Remembering Shimon Peres
Published October 5, 2016
Former Israeli president and prime minster Shimon Peres, who died at the age of 93 on Sept. 28, had a global profile as prominent as any leader from the Jewish State. That included recognition in the St. Louis Jewish community. Then serving as Israeli’s deputy prime minister, Peres visited the city in 2006 after the Lebanon War to raise funds for Jewish Federation’s Israel Emergency Campaign.
Some local Jewish leaders were able to meet Peres, a founder of Israel, on that trip. Some clergy or Jewish professionals heard him speak in Israel. And still other members of the St. Louis Jewish community simply followed his long career in public office.
We asked some of these people to share their thoughts on Peres and the impact he had on Israel and Jewry at large.
Peres visited St. Louis on Sept. 18, 2006, shortly before Rosh Hashanah. He told the crowd gathered at the Ritz-Carlton in Clayton that he continued to think positively about Israel’s future, despite the fact that 119 Israeli soldiers, more than 40 Israeli civilians and more than 1,000 Lebanese fighters and civilians were killed in the war.
“To me, being optimistic is about how we live our lives,” he said. “We have continued to live our lives and to look forward more than backward since l948; as we approach the Jewish New Year, I remain optimistic and wish everyone here a shana tova, a Happy New Year!”
During a lunch, Barry Rosenberg, then CEO of Jewish Federation of St. Louis, asked Peres about working in the 1930s as a shepherd on a kibbutz in British-controlled Palestine. Peres told him that he handled the sheep OK but that cows “are very hard to guide.”
“They go wherever they want to go,” Rosenberg recalled him saying. “You try to bring them in one direction and they walk off in a different direction.”
Then he added, “It was very good experience for working with the Jewish community,’ ” Rosenberg recalls. “I thought it was an incredibly funny line. I think that’s an indication of his wit, he took a strange question and turned it into a funny joke.”
Rosenberg also attended several Israeli Presidential conferences, gatherings of leaders in fields ranging from business to art, founded by Peres in 2008.
“Whenever he spoke, he did so with a great deal of passion, not only for the Jewish community, but also for the whole Middle East environment. He had a vision of collaborative Middle East, where Arab countries and Israel were working together and cooperating on water projects and energy projects. He really believed that that was possible, and he spent the last section of his life trying to pursue that.”
Heschel Raskas, a former Federation president, also had memories of Peres both in St. Louis and at the conferences in Israel. He introduced Peres at a press conference in St. Louis.
“I was particularly impressed by his ability to communicate his vision of peace and the importance of Israel for the Jewish people and the world,” Raskas said.

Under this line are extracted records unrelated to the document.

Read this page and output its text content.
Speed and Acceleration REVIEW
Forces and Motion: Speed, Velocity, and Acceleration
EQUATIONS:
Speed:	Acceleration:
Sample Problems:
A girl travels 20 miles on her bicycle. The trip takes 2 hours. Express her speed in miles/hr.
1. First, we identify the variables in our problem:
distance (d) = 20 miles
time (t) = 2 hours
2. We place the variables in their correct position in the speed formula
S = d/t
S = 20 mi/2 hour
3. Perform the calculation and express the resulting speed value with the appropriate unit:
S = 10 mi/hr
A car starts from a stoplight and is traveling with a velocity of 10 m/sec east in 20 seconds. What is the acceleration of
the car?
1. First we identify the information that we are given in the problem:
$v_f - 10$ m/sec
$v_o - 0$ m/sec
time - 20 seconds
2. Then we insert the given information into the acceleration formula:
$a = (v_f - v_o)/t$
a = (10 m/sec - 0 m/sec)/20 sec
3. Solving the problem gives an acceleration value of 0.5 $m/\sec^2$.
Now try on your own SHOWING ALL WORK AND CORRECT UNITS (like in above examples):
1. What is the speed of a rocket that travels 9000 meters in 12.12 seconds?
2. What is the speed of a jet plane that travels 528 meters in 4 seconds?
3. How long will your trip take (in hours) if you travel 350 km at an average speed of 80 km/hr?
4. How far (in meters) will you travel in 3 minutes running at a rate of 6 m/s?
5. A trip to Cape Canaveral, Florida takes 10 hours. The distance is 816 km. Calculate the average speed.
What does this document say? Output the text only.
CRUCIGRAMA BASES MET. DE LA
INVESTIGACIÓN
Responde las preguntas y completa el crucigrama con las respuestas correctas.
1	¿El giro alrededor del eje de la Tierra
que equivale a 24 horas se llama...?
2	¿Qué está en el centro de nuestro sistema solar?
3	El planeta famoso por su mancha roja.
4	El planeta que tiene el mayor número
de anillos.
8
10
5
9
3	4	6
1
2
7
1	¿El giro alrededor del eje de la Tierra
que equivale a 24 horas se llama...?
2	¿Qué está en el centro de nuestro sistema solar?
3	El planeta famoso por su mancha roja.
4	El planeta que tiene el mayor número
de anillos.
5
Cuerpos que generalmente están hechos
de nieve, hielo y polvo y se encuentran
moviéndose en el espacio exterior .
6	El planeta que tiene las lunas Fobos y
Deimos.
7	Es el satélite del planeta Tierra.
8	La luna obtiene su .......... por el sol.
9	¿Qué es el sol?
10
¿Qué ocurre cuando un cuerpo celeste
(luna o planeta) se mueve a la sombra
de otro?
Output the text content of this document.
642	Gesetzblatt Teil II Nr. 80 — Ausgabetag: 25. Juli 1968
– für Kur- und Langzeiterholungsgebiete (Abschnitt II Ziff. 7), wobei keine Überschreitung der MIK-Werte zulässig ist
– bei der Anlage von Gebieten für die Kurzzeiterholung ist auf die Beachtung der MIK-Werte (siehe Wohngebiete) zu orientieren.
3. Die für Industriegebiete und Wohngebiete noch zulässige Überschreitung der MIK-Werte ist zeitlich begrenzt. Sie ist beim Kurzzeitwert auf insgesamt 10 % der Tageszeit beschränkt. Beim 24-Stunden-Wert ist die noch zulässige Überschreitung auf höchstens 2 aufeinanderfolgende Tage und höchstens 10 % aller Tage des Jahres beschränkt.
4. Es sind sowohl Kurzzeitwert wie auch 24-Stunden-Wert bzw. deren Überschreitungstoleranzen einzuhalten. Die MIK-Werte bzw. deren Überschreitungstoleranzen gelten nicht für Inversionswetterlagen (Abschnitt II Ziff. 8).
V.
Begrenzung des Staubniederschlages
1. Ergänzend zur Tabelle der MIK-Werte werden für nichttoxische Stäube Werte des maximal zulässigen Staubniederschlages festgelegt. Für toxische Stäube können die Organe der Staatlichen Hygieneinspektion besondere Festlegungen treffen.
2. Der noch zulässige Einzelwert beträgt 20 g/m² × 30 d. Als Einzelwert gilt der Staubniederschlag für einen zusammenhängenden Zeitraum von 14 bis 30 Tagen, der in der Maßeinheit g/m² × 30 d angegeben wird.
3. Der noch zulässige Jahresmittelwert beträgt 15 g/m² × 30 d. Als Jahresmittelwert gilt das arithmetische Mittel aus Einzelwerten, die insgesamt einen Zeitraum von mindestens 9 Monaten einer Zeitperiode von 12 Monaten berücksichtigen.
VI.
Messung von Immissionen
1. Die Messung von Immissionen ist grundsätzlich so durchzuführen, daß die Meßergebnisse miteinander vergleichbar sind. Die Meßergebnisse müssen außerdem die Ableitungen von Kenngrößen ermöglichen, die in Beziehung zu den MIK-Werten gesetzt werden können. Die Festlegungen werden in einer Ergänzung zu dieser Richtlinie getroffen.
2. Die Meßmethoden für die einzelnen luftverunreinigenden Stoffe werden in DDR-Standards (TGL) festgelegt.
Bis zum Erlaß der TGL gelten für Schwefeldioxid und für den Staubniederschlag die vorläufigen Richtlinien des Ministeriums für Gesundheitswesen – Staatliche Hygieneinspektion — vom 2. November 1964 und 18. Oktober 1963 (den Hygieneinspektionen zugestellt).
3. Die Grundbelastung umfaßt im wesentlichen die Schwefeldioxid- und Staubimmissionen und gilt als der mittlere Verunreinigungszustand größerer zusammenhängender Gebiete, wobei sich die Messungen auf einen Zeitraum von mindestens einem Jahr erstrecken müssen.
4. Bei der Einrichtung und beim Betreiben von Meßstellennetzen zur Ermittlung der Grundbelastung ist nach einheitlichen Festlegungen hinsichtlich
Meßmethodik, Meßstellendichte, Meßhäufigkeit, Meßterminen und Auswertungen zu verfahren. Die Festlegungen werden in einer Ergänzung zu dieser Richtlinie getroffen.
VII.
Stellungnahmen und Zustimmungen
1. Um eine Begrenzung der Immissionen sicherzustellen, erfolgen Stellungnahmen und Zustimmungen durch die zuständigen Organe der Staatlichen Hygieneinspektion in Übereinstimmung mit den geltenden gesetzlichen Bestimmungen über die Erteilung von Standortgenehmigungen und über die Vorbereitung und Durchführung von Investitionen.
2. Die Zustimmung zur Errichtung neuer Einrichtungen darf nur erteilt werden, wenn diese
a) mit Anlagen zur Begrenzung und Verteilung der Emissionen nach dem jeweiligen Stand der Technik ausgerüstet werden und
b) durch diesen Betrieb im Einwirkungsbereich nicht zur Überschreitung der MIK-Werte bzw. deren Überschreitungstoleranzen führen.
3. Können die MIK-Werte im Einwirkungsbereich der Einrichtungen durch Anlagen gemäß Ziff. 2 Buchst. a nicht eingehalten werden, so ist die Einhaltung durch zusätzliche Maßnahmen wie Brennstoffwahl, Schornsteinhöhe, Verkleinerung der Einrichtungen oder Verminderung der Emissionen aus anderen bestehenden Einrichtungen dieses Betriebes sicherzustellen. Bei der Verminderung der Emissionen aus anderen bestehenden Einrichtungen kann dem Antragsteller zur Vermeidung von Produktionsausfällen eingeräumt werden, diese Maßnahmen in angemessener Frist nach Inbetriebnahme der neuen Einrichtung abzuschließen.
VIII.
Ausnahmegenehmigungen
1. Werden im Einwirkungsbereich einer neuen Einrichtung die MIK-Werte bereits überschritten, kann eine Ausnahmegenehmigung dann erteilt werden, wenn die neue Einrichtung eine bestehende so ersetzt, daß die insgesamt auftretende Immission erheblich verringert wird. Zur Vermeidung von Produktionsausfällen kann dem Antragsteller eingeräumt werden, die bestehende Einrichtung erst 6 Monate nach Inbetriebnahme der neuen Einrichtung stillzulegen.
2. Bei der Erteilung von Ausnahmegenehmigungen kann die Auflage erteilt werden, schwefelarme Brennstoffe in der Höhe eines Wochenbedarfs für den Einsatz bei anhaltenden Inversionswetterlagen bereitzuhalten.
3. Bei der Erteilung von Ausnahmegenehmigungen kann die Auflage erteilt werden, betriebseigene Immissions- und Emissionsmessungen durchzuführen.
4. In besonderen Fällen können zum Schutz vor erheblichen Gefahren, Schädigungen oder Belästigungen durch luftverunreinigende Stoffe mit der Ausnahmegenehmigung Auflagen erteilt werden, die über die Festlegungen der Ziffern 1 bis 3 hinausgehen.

He once was in the audience at a president’s conference in 2013 for a panel discussion of Arab bloggers co-hosted by Peres and actress Sharon Stone.
“He coaxed her into talking about how she had gone to the Western Wall and what that meant to her,” Raskas recalled.
Both Rosenberg and Raskas said they noticed Peres’ well-known curious nature. Rosenberg praised Peres as an early champion of nanotechnology.
That ability to move among a number of different arenas is one of Peres’ qualities that Rabbi Carnie Rose of Congregation B’nai Amoona admired.
“I’m always struck by that generation of leaders who were so broadminded,” said Rose. “They were well read; they were masters of all. They didn’t just know their own area. Their libraries were vast and they had a deep appreciation for what the Jews have created over the course of time. I don’t think we are going to see those kinds of people; I don’t experience them in the next group of leaders.”
Peres also had admirers among the millennial crowd. National Public Radio reporter Daniel Estrin, a St. Louis native, did a story after Peres’ death about how the leader had shot a music video encouraging people to friend him on Facebook and push for peace.
Julia Katzman, a recent college graduate from St. Louis who is participating in a 10-month volunteer program in Tel Aviv, attended Peres’ funeral at the Mount Herzl cemetery in Jerusalem. They had to ride buses under tight security from a military cemetery in Tel Aviv to Jerusalem. But once she arrived at the funeral, it was “very small, intimate,” she recalled.
“I thought I would be standing in a crowd with a ton of people, looking at a jumbo screen,” said Katzman, who grew up attending Central Reform Congregation and graduated from Boston University.
She was struck by seeing former President Bill Clinton “very visibly moved and emotional.”
During a eulogy, Clinton said, “Critics often claimed that (Peres) was a naïve, overly-optimistic dreamer. They were only wrong about the naïve part.”
Katzman, who is volunteering at a south Tel Aviv nursery school for children of asylum seekers, said that Peres’ idealism was a theme throughout the speeches.
There was significant talk, Katzman said, about how Peres was “ahead of his time and also a remnant of the past, at a time when idealism was really a part of Israel.”